Before Premier Su Tseng-chang (蘇貞昌) on Wednesday evening revealed that the bill had tentatively been named the “enforcement act of Judicial Yuan Interpretation No. 748,” many civic groups had been concerned that it would be a same-sex partnership law instead of a same-sex marriage law.
Photo: Chien Jung-fong, Taipei Times
“The name of the bill is pretty different from what many of us had expected, as naming a law after a constitutional interpretation is unprecedented,” Hsu said.
An apparent attempt to reduce political opposition against same-sex marriage, “if giving the bill a neutral name could prevent unnecessary debate, we say that is a viable approach,” she said.
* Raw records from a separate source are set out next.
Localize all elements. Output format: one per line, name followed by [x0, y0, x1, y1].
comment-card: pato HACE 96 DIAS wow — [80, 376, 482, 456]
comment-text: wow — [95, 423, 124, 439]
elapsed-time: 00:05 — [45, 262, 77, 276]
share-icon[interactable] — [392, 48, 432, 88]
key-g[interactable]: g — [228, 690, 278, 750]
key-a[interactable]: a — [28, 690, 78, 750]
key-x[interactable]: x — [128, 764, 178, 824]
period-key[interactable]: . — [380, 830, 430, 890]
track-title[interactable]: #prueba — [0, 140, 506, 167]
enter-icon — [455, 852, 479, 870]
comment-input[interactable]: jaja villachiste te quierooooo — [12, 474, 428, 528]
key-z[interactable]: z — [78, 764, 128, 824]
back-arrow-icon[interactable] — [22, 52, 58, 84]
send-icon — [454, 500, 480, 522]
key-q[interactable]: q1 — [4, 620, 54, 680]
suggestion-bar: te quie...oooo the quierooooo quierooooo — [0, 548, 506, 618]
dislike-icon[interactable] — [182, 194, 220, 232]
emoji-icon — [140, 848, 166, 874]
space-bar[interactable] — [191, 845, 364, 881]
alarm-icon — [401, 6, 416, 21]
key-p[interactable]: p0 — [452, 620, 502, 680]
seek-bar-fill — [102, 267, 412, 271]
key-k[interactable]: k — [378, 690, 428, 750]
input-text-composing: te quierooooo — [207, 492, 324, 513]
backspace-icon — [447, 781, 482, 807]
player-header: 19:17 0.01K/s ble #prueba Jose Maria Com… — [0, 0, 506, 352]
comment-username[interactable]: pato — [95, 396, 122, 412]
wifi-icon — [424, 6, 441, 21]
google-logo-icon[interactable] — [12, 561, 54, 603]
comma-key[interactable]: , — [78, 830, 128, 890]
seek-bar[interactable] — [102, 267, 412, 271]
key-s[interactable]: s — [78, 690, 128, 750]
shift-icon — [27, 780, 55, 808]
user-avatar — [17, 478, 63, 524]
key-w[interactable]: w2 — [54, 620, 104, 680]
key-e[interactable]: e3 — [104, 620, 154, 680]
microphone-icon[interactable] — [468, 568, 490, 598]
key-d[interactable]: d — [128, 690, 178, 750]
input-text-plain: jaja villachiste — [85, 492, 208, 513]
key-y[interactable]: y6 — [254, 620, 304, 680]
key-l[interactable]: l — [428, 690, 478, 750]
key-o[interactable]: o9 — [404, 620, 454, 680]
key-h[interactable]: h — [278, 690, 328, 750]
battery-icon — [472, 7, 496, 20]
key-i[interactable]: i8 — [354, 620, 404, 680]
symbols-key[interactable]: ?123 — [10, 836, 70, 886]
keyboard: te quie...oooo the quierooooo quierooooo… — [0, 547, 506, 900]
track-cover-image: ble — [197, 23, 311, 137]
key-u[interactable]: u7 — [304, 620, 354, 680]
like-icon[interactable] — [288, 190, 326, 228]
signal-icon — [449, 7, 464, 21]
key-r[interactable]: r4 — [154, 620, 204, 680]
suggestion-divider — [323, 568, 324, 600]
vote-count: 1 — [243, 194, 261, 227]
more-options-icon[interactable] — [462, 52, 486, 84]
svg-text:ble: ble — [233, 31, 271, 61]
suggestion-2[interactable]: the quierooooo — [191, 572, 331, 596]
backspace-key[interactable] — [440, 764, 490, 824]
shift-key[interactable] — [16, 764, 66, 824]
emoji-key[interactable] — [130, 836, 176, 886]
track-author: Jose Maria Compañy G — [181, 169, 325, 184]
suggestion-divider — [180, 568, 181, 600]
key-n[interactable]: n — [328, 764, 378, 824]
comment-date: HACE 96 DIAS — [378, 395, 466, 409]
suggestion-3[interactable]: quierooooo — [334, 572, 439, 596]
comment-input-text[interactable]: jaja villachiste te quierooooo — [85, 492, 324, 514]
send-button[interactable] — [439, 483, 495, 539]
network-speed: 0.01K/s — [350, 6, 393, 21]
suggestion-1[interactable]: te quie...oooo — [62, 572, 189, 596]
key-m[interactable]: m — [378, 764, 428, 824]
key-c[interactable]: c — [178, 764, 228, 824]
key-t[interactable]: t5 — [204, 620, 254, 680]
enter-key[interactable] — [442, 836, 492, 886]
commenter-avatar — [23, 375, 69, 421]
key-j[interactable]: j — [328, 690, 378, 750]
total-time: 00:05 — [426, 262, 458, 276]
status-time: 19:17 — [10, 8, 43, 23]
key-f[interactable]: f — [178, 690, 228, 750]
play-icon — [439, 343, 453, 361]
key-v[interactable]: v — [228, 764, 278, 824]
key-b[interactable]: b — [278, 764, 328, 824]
However, although the bill applies most of the marriage rights stated in the Civil Code to same-sex couples, there is still room for improvement, she said.
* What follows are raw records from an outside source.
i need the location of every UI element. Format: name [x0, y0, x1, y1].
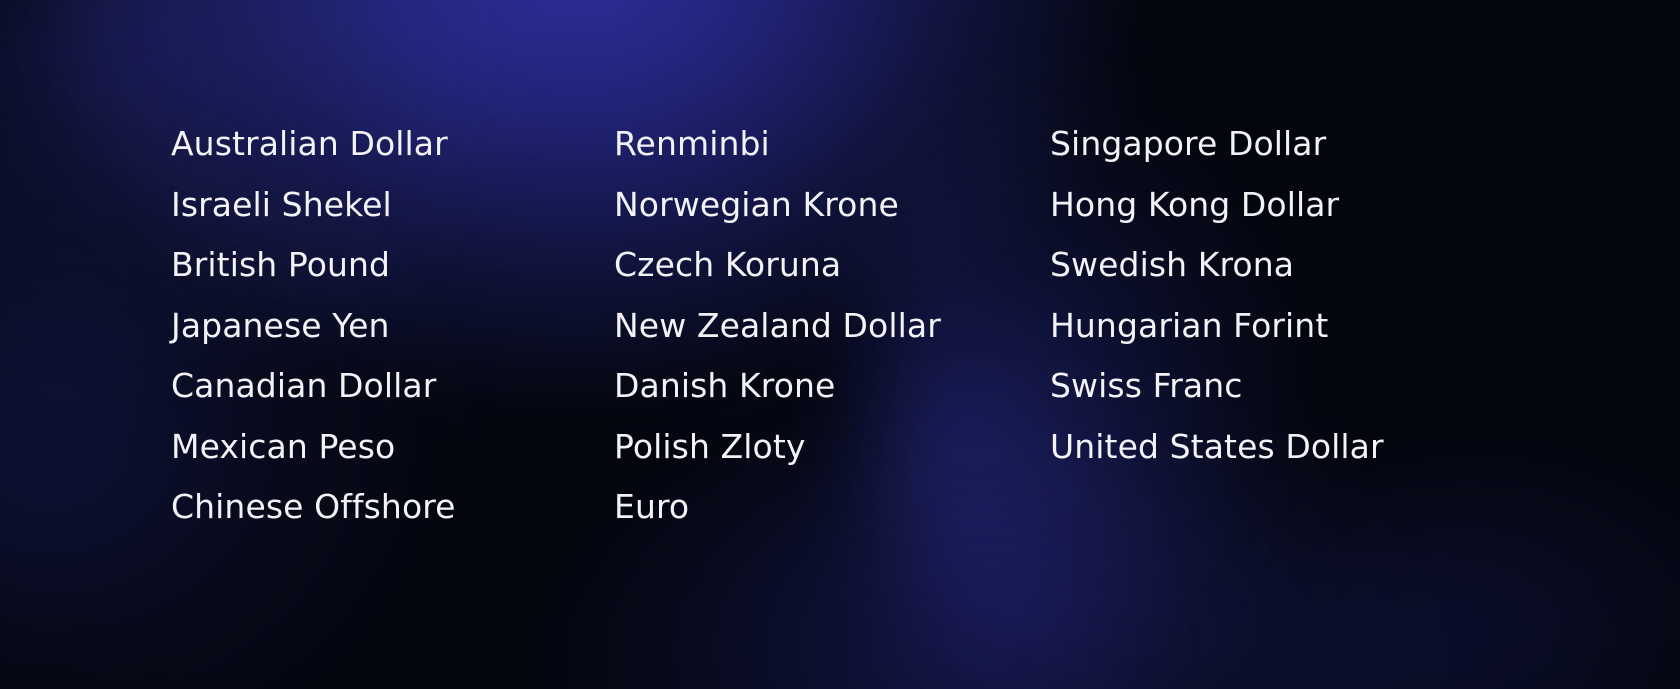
currency-item[interactable]: Australian Dollar	[171, 114, 614, 175]
currency-item[interactable]: Hungarian Forint	[1050, 296, 1530, 357]
currency-item[interactable]: Israeli Shekel	[171, 175, 614, 236]
currency-item[interactable]: Danish Krone	[614, 356, 1057, 417]
currency-item[interactable]: Singapore Dollar	[1050, 114, 1530, 175]
currency-column-2: Renminbi Norwegian Krone Czech Koruna Ne…	[614, 114, 1057, 689]
currency-item[interactable]: Polish Zloty	[614, 417, 1057, 478]
currency-item[interactable]: Norwegian Krone	[614, 175, 1057, 236]
currency-item[interactable]: Chinese Offshore	[171, 477, 614, 538]
currency-item[interactable]: British Pound	[171, 235, 614, 296]
currency-item[interactable]: Czech Koruna	[614, 235, 1057, 296]
currency-column-3: Singapore Dollar Hong Kong Dollar Swedis…	[1050, 114, 1530, 689]
currency-item[interactable]: United States Dollar	[1050, 417, 1530, 478]
currency-item[interactable]: Swiss Franc	[1050, 356, 1530, 417]
currency-item[interactable]: Swedish Krona	[1050, 235, 1530, 296]
currency-item[interactable]: Mexican Peso	[171, 417, 614, 478]
currency-list-panel: Australian Dollar Israeli Shekel British…	[0, 0, 1680, 689]
currency-item[interactable]: Hong Kong Dollar	[1050, 175, 1530, 236]
currency-item[interactable]: Japanese Yen	[171, 296, 614, 357]
currency-column-1: Australian Dollar Israeli Shekel British…	[171, 114, 614, 689]
currency-columns: Australian Dollar Israeli Shekel British…	[0, 0, 1680, 689]
currency-item[interactable]: New Zealand Dollar	[614, 296, 1057, 357]
currency-item[interactable]: Canadian Dollar	[171, 356, 614, 417]
currency-item[interactable]: Euro	[614, 477, 1057, 538]
currency-item[interactable]: Renminbi	[614, 114, 1057, 175]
For examples, the bill does not allow same-sex couples to adopt children together and does not mention whether they can be considered “infertile couples” according to assisted reproduction laws, she said.
It also does not address international same-sex marriages, which are illegal because the Act Governing the Choice of Law in Civil Matters Involving Foreign Elements (涉外民事法律適用法) stipulates that international marriages are only effective when both countries recognize the union, she said.
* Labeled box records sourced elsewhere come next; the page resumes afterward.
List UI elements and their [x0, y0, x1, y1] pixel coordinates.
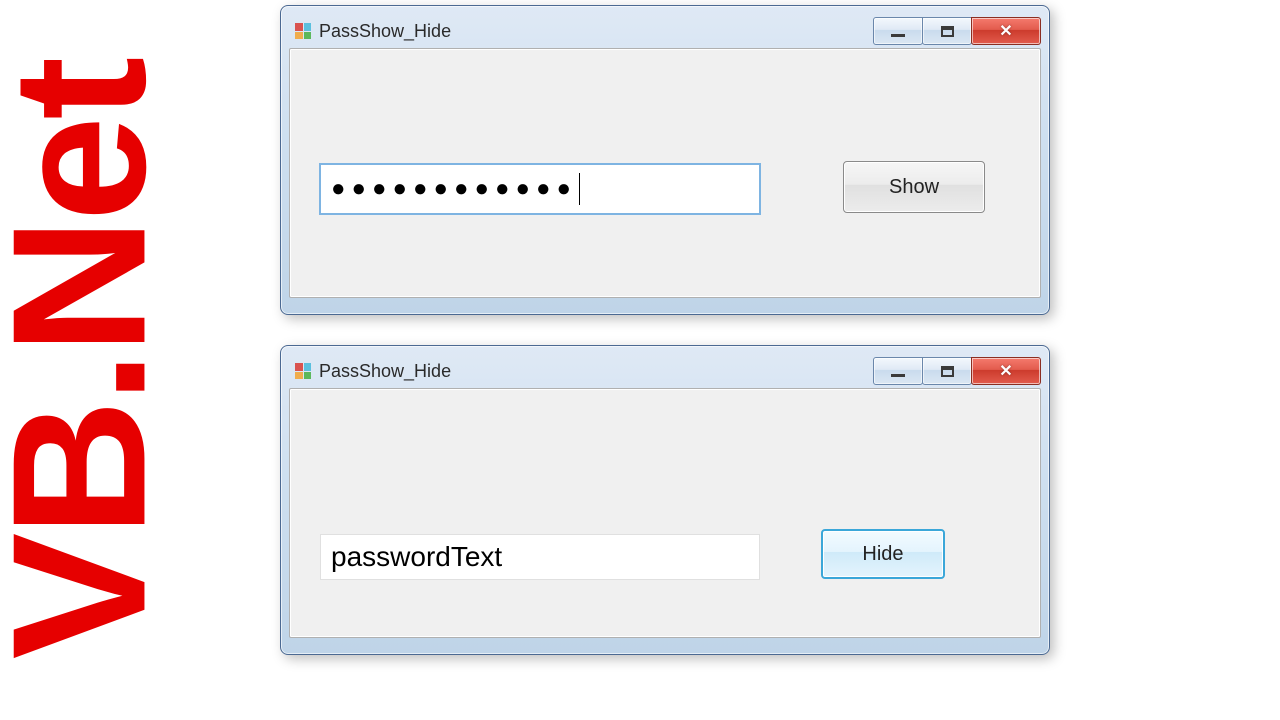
minimize-button[interactable] [873, 357, 923, 385]
text-caret [579, 173, 580, 205]
titlebar[interactable]: PassShow_Hide ✕ [289, 354, 1041, 388]
password-value-text: passwordText [331, 541, 502, 573]
maximize-icon [941, 366, 954, 377]
show-button-label: Show [889, 176, 939, 199]
password-input[interactable]: passwordText [320, 534, 760, 580]
maximize-icon [941, 26, 954, 37]
hide-button-label: Hide [862, 543, 903, 566]
password-mask-text: ●●●●●●●●●●●● [331, 175, 577, 203]
client-area: passwordText Hide [289, 388, 1041, 638]
close-button[interactable]: ✕ [971, 17, 1041, 45]
maximize-button[interactable] [922, 357, 972, 385]
window-title: PassShow_Hide [319, 361, 451, 382]
minimize-icon [891, 374, 905, 377]
close-icon: ✕ [999, 21, 1012, 41]
close-icon: ✕ [999, 361, 1012, 381]
titlebar[interactable]: PassShow_Hide ✕ [289, 14, 1041, 48]
close-button[interactable]: ✕ [971, 357, 1041, 385]
app-icon [295, 363, 311, 379]
maximize-button[interactable] [922, 17, 972, 45]
window-passshow-hide-masked: PassShow_Hide ✕ ●●●●●●●●●●●● Show [280, 5, 1050, 315]
password-input[interactable]: ●●●●●●●●●●●● [320, 164, 760, 214]
window-title: PassShow_Hide [319, 21, 451, 42]
minimize-icon [891, 34, 905, 37]
minimize-button[interactable] [873, 17, 923, 45]
hide-button[interactable]: Hide [821, 529, 945, 579]
window-controls: ✕ [874, 17, 1041, 45]
app-icon [295, 23, 311, 39]
window-controls: ✕ [874, 357, 1041, 385]
show-button[interactable]: Show [843, 161, 985, 213]
window-passshow-hide-revealed: PassShow_Hide ✕ passwordText Hide [280, 345, 1050, 655]
client-area: ●●●●●●●●●●●● Show [289, 48, 1041, 298]
side-brand-label: VB.Net [0, 61, 174, 660]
The alliance would pay close attention to the Legislative Yuan’s review of the bill and hopes to see it become more refined in the future, she added.
Veteran gay rights advocate Chi Chia-wei (祁家威), who requested the constitutional interpretation, said that he was happy with the Cabinet’s decision, adding that he believes Su has a good chance to run for president representing the Democratic Progressive Party.
“Overall, I would give this draft bill a score of 85 out of 100. It is not an A plus, but it is at least an A-minus,” he said.
Legislators could make certain changes when reviewing the bill, but they should ensure that it does not contravene the constitutional interpretation, he added.
Coalition for the Happiness of Our Next Generation convener Yu Hsin-yi (游信義) said that the Executive Yuan had ignored the referendum he proposed that opposed same-sex marriage.
The Cabinet’s draft aims only to implement the constitutional interpretation and not the referendum result, he told a news conference.
Yu’s referendum proposal stipulated retaining the definition of marriage in the Civil Code as a union between a man and a woman. It garnered 7,658,008 “yes” votes and 2,907,429 “no” votes when it was put to a vote on Nov. 24.
The referendum showed that more than 7,658,000 people believed that marriage should be between a man and a woman, he said.
To implement the referendum result, the government should add an additional provision to the Civil Code limiting marriage to unions between a man and a woman, Yu said.
“That marriage should be between a man and a woman, with one husband and one wife, should never be challenged,” he added.
While the Civil Code already states that “an agreement to marry shall be made by the male and the female parties in their own concord,” it does not constitute a clear definition of marriage, he said.